Cary, C. University of Delaware, College of Marine Studies, email@example.com
Campbell, B. University of Delaware, College of Marine Studies, firstname.lastname@example.org
Cottrell, M. University of Delaware, College of Marine Studies, email@example.com
Schmidt, M. University of Delaware, College of Marine Studies, firstname.lastname@example.org
Hutchins, D. University of Delaware, College of Marine Studies, email@example.com
CHANGES IN BACTERIAL COMMUNITY COMPOSITION IN RESPONSE TO ADDITIONS OF FE IN 3 DIFFERENT HIGH NUTRIENT LOW CHLOROPHYLL (HNLC) REGIONS.

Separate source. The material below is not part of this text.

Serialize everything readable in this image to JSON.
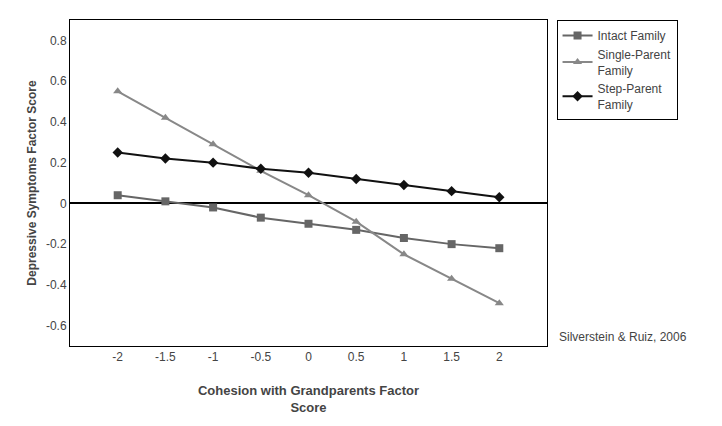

Iron limitation has been shown to affect phytoplankton growth in both open and coastal high nutrient low chlorophyll (HNLC) regions. In every HNLC area examined to date, Fe also exerts strong control over eukaryotic phytoplankton species composition, with Fe additions resulting in a switch from a nano- and picoplankton-dominated community to one composed mostly of large, ferrophilic diatom species. Fe addition also typically results in increased growth rates and abundance of heterotrophic bacteria in HNLC areas. Whether Fe also exerts control over the composition of the prokaryotic community is, however, unknown.
We used molecular genetic techniques to determine the effects of Fe addition on bacterial communities from two oceanic and one coastal HNLC areas. Bacterial DNA was extracted from control and +Fe treatments in shipboard incubations carried out in the Southern Ocean, the subarctic Pacific, and along the Big Sur coast of California. Changes in the composition of the dominant members of the bacterial community during the incubation were monitored using two PCR/16S rRNA based molecular techniques; Denaturing Gradient Gel Electrophoresis (DGGE) and Terminal Restriction Fragment Length Polymorphism (T-RFLP).
Comparisons of microbial communities in these treatments revealed significant changes in composition and dominance. Phylogenetic analysis of reactive members will be presented.